Nel panorama della patristica precostantiniana, Origene Adamanzio, ovvero l’uomo d’acciaio, si erge come il primo titanico sistematore della dottrina cristiana. Operando ad Alessandria, l’epicentro intellettuale del Mediterraneo, Origene non si limitò a difendere la fede ma ne costruì l’impalcatura metafisica fondendo la rivelazione biblica con il rigore del platonismo. La sua opera non è solo teologia ma è un’ascesi dell’intelletto che cerca di mappare l’intero cosmo, dalla preesistenza delle anime fino al ritorno finale di ogni creatura nell’abbraccio del Divino.

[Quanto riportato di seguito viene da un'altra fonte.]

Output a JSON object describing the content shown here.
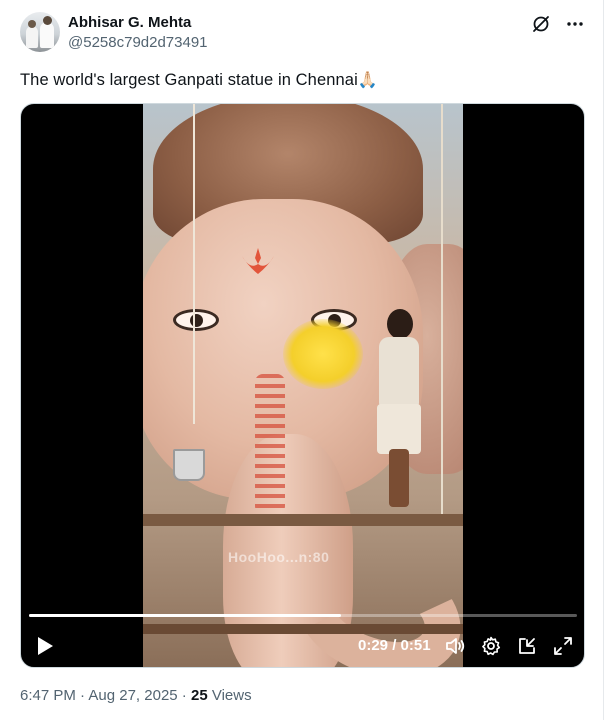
{
  "author": {
    "name": "Abhisar G. Mehta",
    "handle": "@5258c79d2d73491"
  },
  "tweet": {
    "text": "The world's largest Ganpati statue in Chennai",
    "emoji": "🙏🏻"
  },
  "video": {
    "watermark": "HooHoo...n:80",
    "current_time": "0:29",
    "separator": " / ",
    "duration": "0:51",
    "progress": 0.57
  },
  "footer": {
    "time": "6:47 PM",
    "dot1": " · ",
    "date": "Aug 27, 2025",
    "dot2": " · ",
    "views_count": "25",
    "views_label": " Views"
  },
  "icons": {
    "grok": "grok-icon",
    "more": "more-icon",
    "play": "play-icon",
    "volume": "volume-icon",
    "settings": "gear-icon",
    "pip": "picture-in-picture-icon",
    "fullscreen": "fullscreen-icon"
  }
}
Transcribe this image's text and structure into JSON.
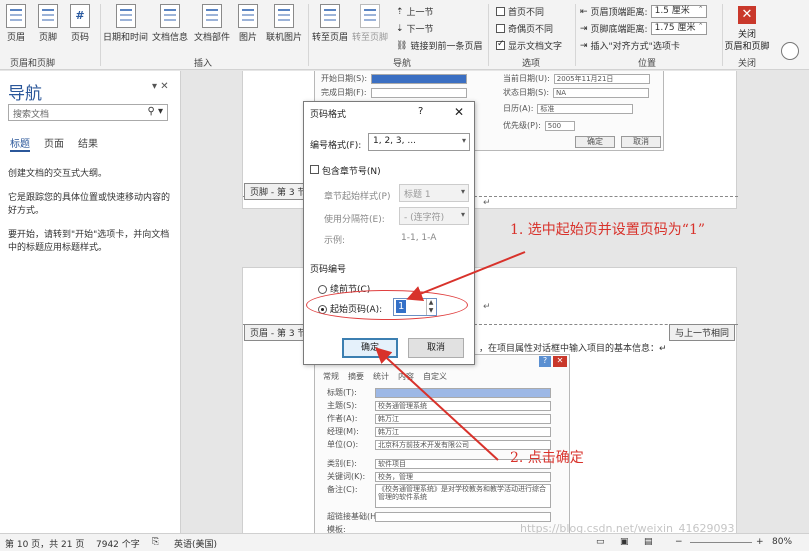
{
  "ribbon": {
    "buttons": [
      "页眉",
      "页脚",
      "页码",
      "日期和时间",
      "文档信息",
      "文档部件",
      "图片",
      "联机图片",
      "转至页眉",
      "转至页脚"
    ],
    "nav_items": [
      "上一节",
      "下一节",
      "链接到前一条页眉"
    ],
    "options": [
      {
        "label": "首页不同",
        "checked": false
      },
      {
        "label": "奇偶页不同",
        "checked": false
      },
      {
        "label": "显示文档文字",
        "checked": true
      }
    ],
    "position": [
      {
        "label": "页眉顶端距离:",
        "value": "1.5 厘米"
      },
      {
        "label": "页脚底端距离:",
        "value": "1.75 厘米"
      }
    ],
    "insert_align_tab": "插入\"对齐方式\"选项卡",
    "close_label": "关闭\n页眉和页脚",
    "groups": [
      "页眉和页脚",
      "插入",
      "导航",
      "选项",
      "位置",
      "关闭"
    ]
  },
  "nav": {
    "title": "导航",
    "search_placeholder": "搜索文档",
    "tabs": [
      "标题",
      "页面",
      "结果"
    ],
    "text1": "创建文档的交互式大纲。",
    "text2": "它是跟踪您的具体位置或快速移动内容的好方式。",
    "text3": "要开始，请转到\"开始\"选项卡，并向文档中的标题应用标题样式。"
  },
  "doc": {
    "footer_tag": "页脚 - 第 3 节",
    "header_tag": "页眉 - 第 3 节",
    "same_as_prev": "与上一节相同",
    "body_text": "，在项目属性对话框中输入项目的基本信息：↵",
    "top_embed": {
      "labels": [
        "开始日期(S):",
        "完成日期(F):",
        "当前日期(U):",
        "状态日期(S):",
        "日历(A):",
        "优先级(P):"
      ],
      "values": [
        "2005年11月21日",
        "NA",
        "标准",
        "500"
      ],
      "ok": "确定",
      "cancel": "取消"
    },
    "props_embed": {
      "tabs": [
        "常规",
        "摘要",
        "统计",
        "内容",
        "自定义"
      ],
      "labels": [
        "标题(T):",
        "主题(S):",
        "作者(A):",
        "经理(M):",
        "单位(O):",
        "类别(E):",
        "关键词(K):",
        "备注(C):",
        "超链接基础(H):",
        "模板:"
      ],
      "values": [
        "",
        "校务通管理系统",
        "韩万江",
        "韩万江",
        "北京科方前技术开发有限公司",
        "软件项目",
        "校务，管理",
        "《校务通管理系统》是对学校教务和教学活动进行综合管理的软件系统"
      ]
    }
  },
  "dialog": {
    "title": "页码格式",
    "help": "?",
    "number_format_label": "编号格式(F):",
    "number_format_value": "1, 2, 3, ...",
    "include_chapter": "包含章节号(N)",
    "chapter_style_label": "章节起始样式(P)",
    "chapter_style_value": "标题 1",
    "separator_label": "使用分隔符(E):",
    "separator_value": "-  (连字符)",
    "example_label": "示例:",
    "example_value": "1-1, 1-A",
    "section_title": "页码编号",
    "continue_label": "续前节(C)",
    "start_at_label": "起始页码(A):",
    "start_at_value": "1",
    "ok": "确定",
    "cancel": "取消"
  },
  "annotations": {
    "step1": "1. 选中起始页并设置页码为“1”",
    "step2": "2. 点击确定"
  },
  "status": {
    "page": "第 10 页，共 21 页",
    "words": "7942 个字",
    "lang": "英语(美国)",
    "zoom": "80%",
    "watermark": "https://blog.csdn.net/weixin_41629093"
  },
  "colors": {
    "accent": "#2b579a",
    "annotation": "#d8322b",
    "close": "#c9382b"
  }
}
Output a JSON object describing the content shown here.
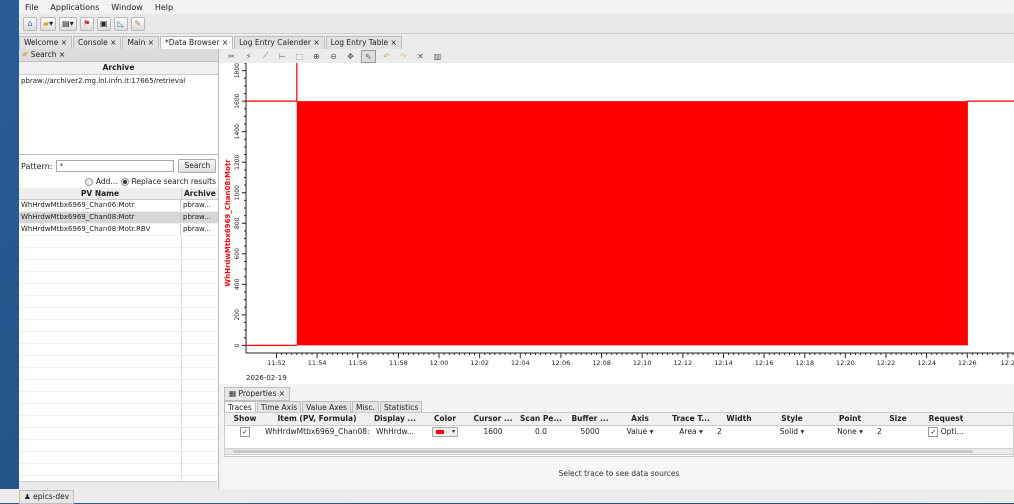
{
  "menu": [
    "File",
    "Applications",
    "Window",
    "Help"
  ],
  "main_tabs": [
    "Welcome ×",
    "Console ×",
    "Main ×",
    "*Data Browser ×",
    "Log Entry Calender ×",
    "Log Entry Table ×"
  ],
  "search_panel": {
    "tab": "Search ×",
    "archive_header": "Archive",
    "archive_url": "pbraw://archiver2.mg.lnl.infn.it:17665/retrieval",
    "pattern_label": "Pattern:",
    "pattern_value": "*",
    "search_button": "Search",
    "add_label": "Add...",
    "replace_label": "Replace search results",
    "columns": [
      "PV Name",
      "Archive"
    ],
    "rows": [
      {
        "name": "WhHrdwMtbx6969_Chan06:Motr",
        "archive": "pbraw..."
      },
      {
        "name": "WhHrdwMtbx6969_Chan08:Motr",
        "archive": "pbraw..."
      },
      {
        "name": "WhHrdwMtbx6969_Chan08:Motr.RBV",
        "archive": "pbraw..."
      }
    ]
  },
  "chart_data": {
    "type": "area",
    "ylabel": "WhHrdwMtbx6969_Chan08:Motr",
    "y_ticks": [
      "0",
      "200",
      "400",
      "600",
      "800",
      "1000",
      "1200",
      "1400",
      "1600",
      "1800"
    ],
    "ylim": [
      -50,
      1850
    ],
    "x_ticks": [
      "11:52",
      "11:54",
      "11:56",
      "11:58",
      "12:00",
      "12:02",
      "12:04",
      "12:06",
      "12:08",
      "12:10",
      "12:12",
      "12:14",
      "12:16",
      "12:18",
      "12:20",
      "12:22",
      "12:24",
      "12:26",
      "12:2"
    ],
    "x_date": "2026-02-19",
    "series": [
      {
        "name": "WhHrdwMtbx6969_Chan08:Motr",
        "color": "#ff0000",
        "points": [
          [
            "11:52",
            1600
          ],
          [
            "11:53",
            1600
          ],
          [
            "11:53",
            0
          ],
          [
            "12:26",
            0
          ],
          [
            "12:26",
            1600
          ],
          [
            "12:27",
            1600
          ]
        ]
      }
    ]
  },
  "properties": {
    "tab": "Properties ×",
    "subtabs": [
      "Traces",
      "Time Axis",
      "Value Axes",
      "Misc.",
      "Statistics"
    ],
    "columns": [
      "Show",
      "Item (PV, Formula)",
      "Display ...",
      "Color",
      "Cursor ...",
      "Scan Pe...",
      "Buffer ...",
      "Axis",
      "Trace T...",
      "Width",
      "Style",
      "Point",
      "Size",
      "Request"
    ],
    "row": {
      "show": "✓",
      "item": "WhHrdwMtbx6969_Chan08:Motr",
      "display": "WhHrdw...",
      "color": "#ff0000",
      "cursor": "1600",
      "scan": "0.0",
      "buffer": "5000",
      "axis": "Value",
      "trace": "Area",
      "width": "2",
      "style": "Solid",
      "point": "None",
      "size": "2",
      "request": "Opti..."
    },
    "sources_hint": "Select trace to see data sources"
  },
  "taskbar_item": "epics-dev"
}
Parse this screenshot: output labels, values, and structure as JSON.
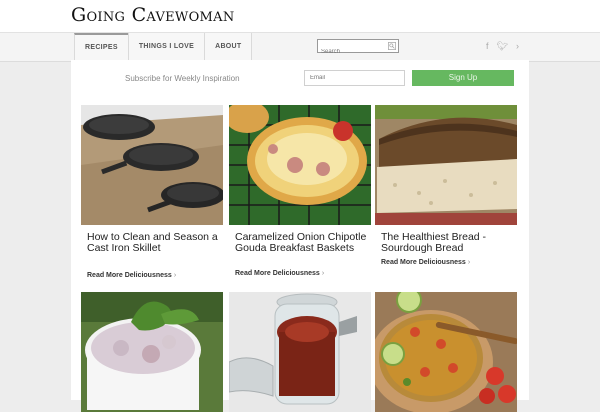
{
  "site": {
    "logo_text": "Going Cavewoman"
  },
  "nav": {
    "items": [
      {
        "label": "RECIPES"
      },
      {
        "label": "THINGS I LOVE"
      },
      {
        "label": "ABOUT"
      }
    ]
  },
  "search": {
    "placeholder": "Search"
  },
  "social": {
    "icons": [
      "facebook-icon",
      "twitter-icon",
      "rss-icon"
    ]
  },
  "subscribe": {
    "text": "Subscribe for Weekly Inspiration",
    "email_placeholder": "Email",
    "button_label": "Sign Up",
    "button_color": "#66b860"
  },
  "posts": [
    {
      "title": "How to Clean and Season a Cast Iron Skillet",
      "read_more": "Read More Deliciousness"
    },
    {
      "title": "Caramelized Onion Chipotle Gouda Breakfast Baskets",
      "read_more": "Read More Deliciousness"
    },
    {
      "title": "The Healthiest Bread - Sourdough Bread",
      "read_more": "Read More Deliciousness"
    },
    {
      "title": "",
      "read_more": ""
    },
    {
      "title": "",
      "read_more": ""
    },
    {
      "title": "",
      "read_more": ""
    }
  ]
}
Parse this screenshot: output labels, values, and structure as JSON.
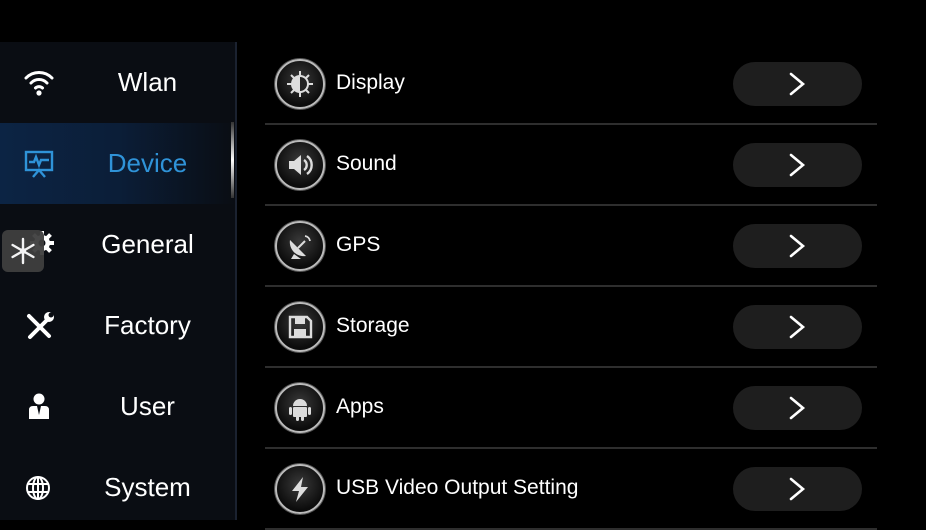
{
  "colors": {
    "accent": "#2f93d8",
    "background": "#000000",
    "sidebar": "#0a0d13",
    "button": "#1e1e1e"
  },
  "sidebar": {
    "active_index": 1,
    "items": [
      {
        "label": "Wlan",
        "icon": "wifi-icon"
      },
      {
        "label": "Device",
        "icon": "monitor-pulse-icon"
      },
      {
        "label": "General",
        "icon": "gear-icon"
      },
      {
        "label": "Factory",
        "icon": "tools-icon"
      },
      {
        "label": "User",
        "icon": "user-suit-icon"
      },
      {
        "label": "System",
        "icon": "globe-icon"
      }
    ]
  },
  "floating_badge": {
    "icon": "snowflake-icon"
  },
  "main": {
    "rows": [
      {
        "label": "Display",
        "icon": "brightness-icon",
        "action_icon": "chevron-right-icon"
      },
      {
        "label": "Sound",
        "icon": "speaker-icon",
        "action_icon": "chevron-right-icon"
      },
      {
        "label": "GPS",
        "icon": "satellite-dish-icon",
        "action_icon": "chevron-right-icon"
      },
      {
        "label": "Storage",
        "icon": "floppy-disk-icon",
        "action_icon": "chevron-right-icon"
      },
      {
        "label": "Apps",
        "icon": "android-icon",
        "action_icon": "chevron-right-icon"
      },
      {
        "label": "USB Video Output Setting",
        "icon": "lightning-icon",
        "action_icon": "chevron-right-icon"
      }
    ]
  }
}
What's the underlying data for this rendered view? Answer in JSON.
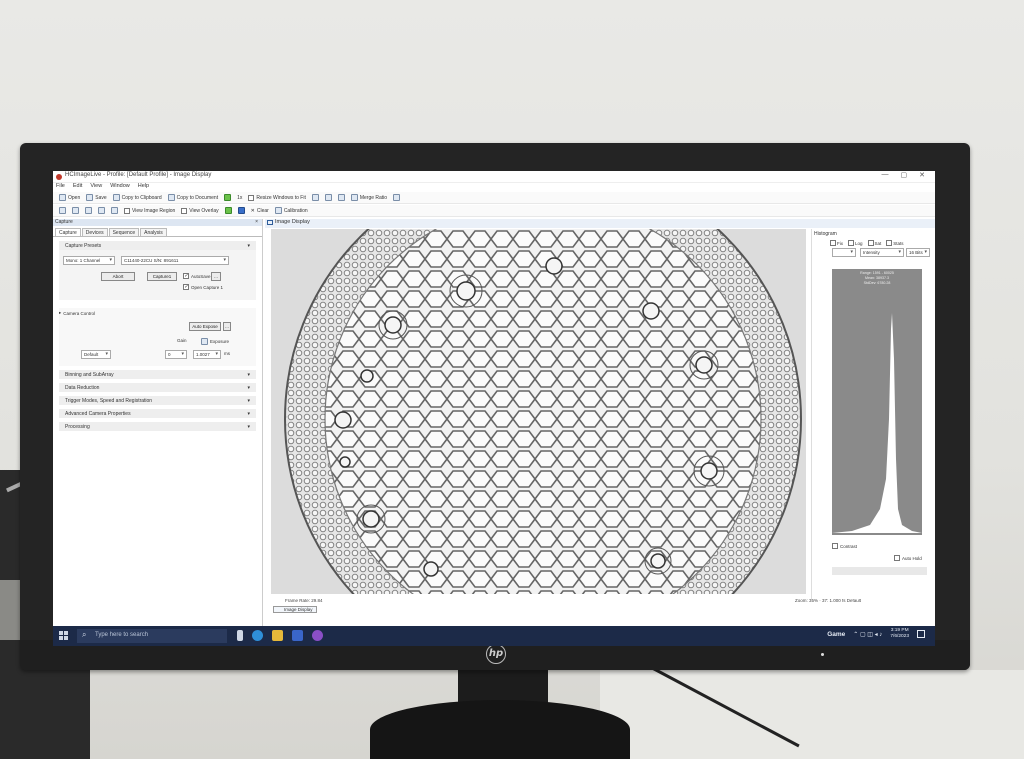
{
  "window": {
    "title": "HCImageLive - Profile: [Default Profile] - Image Display",
    "controls": [
      "—",
      "▢",
      "✕"
    ]
  },
  "menu": [
    "File",
    "Edit",
    "View",
    "Window",
    "Help"
  ],
  "toolbar1": {
    "open": "Open",
    "save": "Save",
    "copy_clipboard": "Copy to Clipboard",
    "copy_document": "Copy to Document",
    "zoom_1x": "1x",
    "resize_windows": "Resize Windows to Fit",
    "merge_ratio": "Merge Ratio"
  },
  "toolbar2": {
    "view_image_region": "View Image Region",
    "view_overlay": "View Overlay",
    "clear": "Clear",
    "calibration": "Calibration"
  },
  "capture_panel": {
    "header": "Capture",
    "close": "×",
    "tabs": [
      "Capture",
      "Devices",
      "Sequence",
      "Analysis"
    ],
    "presets_section": "Capture Presets",
    "channel_mode": "Mono: 1 Channel",
    "camera_device": "C11440-22CU S/N: 891611",
    "abort_button": "Abort",
    "capture_button": "Capture1",
    "autosave_label": "AutoSave",
    "open_capture_label": "Open Capture 1",
    "camera_control": "Camera Control",
    "auto_expose_button": "Auto Expose",
    "more_button": "...",
    "gain_label": "Gain",
    "exposure_label": "Exposure",
    "preset": "Default",
    "gain_value": "0",
    "exposure_value": "1.0027",
    "exposure_unit": "ms",
    "sections": [
      "Binning and SubArray",
      "Data Reduction",
      "Trigger Modes, Speed and Registration",
      "Advanced Camera Properties",
      "Processing"
    ]
  },
  "image_display": {
    "title": "Image Display",
    "frame_rate": "Frame Rate: 29.84",
    "zoom": "Zoom: 35%",
    "position": "37: 1.000 fs Default",
    "tab_label": "Image Display"
  },
  "histogram": {
    "title": "Histogram",
    "options": [
      "Fix",
      "Log",
      "Sat",
      "Stats"
    ],
    "channel": "Intensity",
    "bits": "16 Bits",
    "stats": [
      "Range: 1591 - 60025",
      "Mean: 38937.3",
      "StdDev: 6780.28"
    ],
    "contrast_label": "Contrast",
    "auto_hold_label": "Auto Hold"
  },
  "taskbar": {
    "search_placeholder": "Type here to search",
    "game_label": "Game",
    "time": "3:19 PM",
    "date": "7/6/2023"
  },
  "brand": "hp"
}
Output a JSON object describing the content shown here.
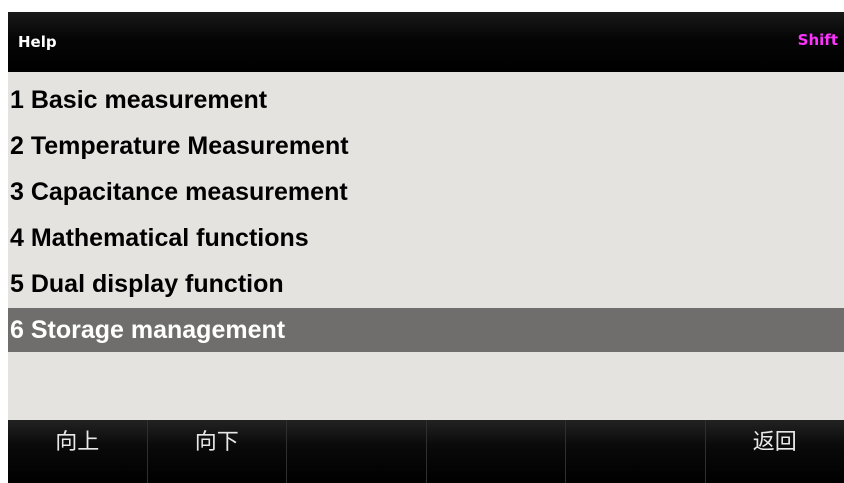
{
  "header": {
    "title": "Help",
    "shift_label": "Shift"
  },
  "colors": {
    "shift_indicator": "#ff33ff",
    "selected_row": "#6f6e6c",
    "menu_background": "#e5e3df"
  },
  "menu": {
    "selected_index": 5,
    "items": [
      {
        "label": "1 Basic measurement"
      },
      {
        "label": "2 Temperature Measurement"
      },
      {
        "label": "3 Capacitance measurement"
      },
      {
        "label": "4 Mathematical functions"
      },
      {
        "label": "5 Dual display function"
      },
      {
        "label": "6 Storage management"
      }
    ]
  },
  "softkeys": [
    {
      "label": "向上"
    },
    {
      "label": "向下"
    },
    {
      "label": ""
    },
    {
      "label": ""
    },
    {
      "label": ""
    },
    {
      "label": "返回"
    }
  ]
}
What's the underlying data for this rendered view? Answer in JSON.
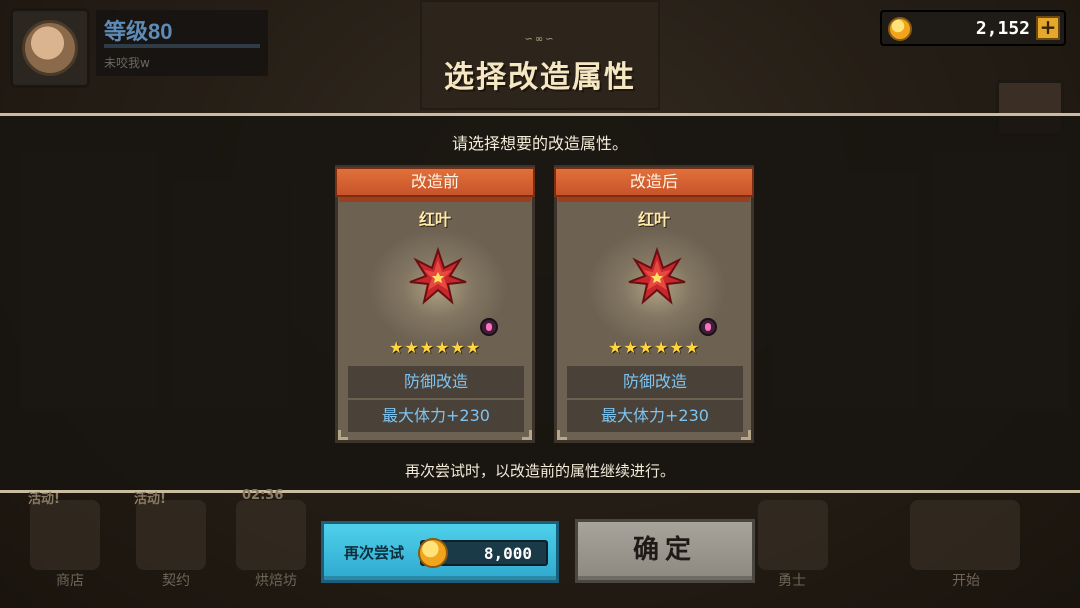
{
  "hud": {
    "level_text": "等级80",
    "level_sub": "未咬我w",
    "level_progress": 0.0,
    "coins": "2,152",
    "plus_symbol": "+"
  },
  "modal": {
    "title": "选择改造属性",
    "ornament": "∽∞∽",
    "instruction": "请选择想要的改造属性。",
    "note": "再次尝试时，以改造前的属性继续进行。"
  },
  "cards": {
    "before": {
      "header": "改造前",
      "item_name": "红叶",
      "stars": "★★★★★★",
      "star_count": 6,
      "stat_type": "防御改造",
      "stat_value": "最大体力+230"
    },
    "after": {
      "header": "改造后",
      "item_name": "红叶",
      "stars": "★★★★★★",
      "star_count": 6,
      "stat_type": "防御改造",
      "stat_value": "最大体力+230"
    }
  },
  "buttons": {
    "retry_label": "再次尝试",
    "retry_cost": "8,000",
    "confirm_label": "确定"
  },
  "bottom_bar": {
    "badges": [
      "活动!",
      "活动!",
      "02:36"
    ],
    "labels": [
      "商店",
      "契约",
      "烘焙坊",
      "勇士",
      "开始"
    ]
  },
  "colors": {
    "ribbon": "#d55f2f",
    "stat_text": "#7cc4f2",
    "retry_button": "#3fbfe0",
    "confirm_button": "#9a968e",
    "title_text": "#f6e7c3"
  }
}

Il contributo metodologico più duraturo di Origene è la sua dottrina dei tre sensi della Scrittura, modellata sull’antropologia paolina composta da corpo, anima e spirito. Per Origene leggere la Bibbia è un atto di ascesi conoscitiva. Il senso storico legato al corpo esprime il significato letterale e immediato degli eventi. Il senso morale riferito all’anima riguarda l’applicazione pratica e psichica del testo alla vita del credente. Il senso spirituale o allegorico connesso allo spirito svela il mistero del Logos nascosto sotto il velo della lettera, accessibile solo a chi ha purificato il proprio intelletto. Attraverso l’Hexapla, la sua monumentale edizione comparativa dell’Antico Testamento in sei colonne, Origene fornì gli strumenti filologici per questa ricerca indubitabile della Verità, stabilendo che la ragione critica è la serva necessaria della fede.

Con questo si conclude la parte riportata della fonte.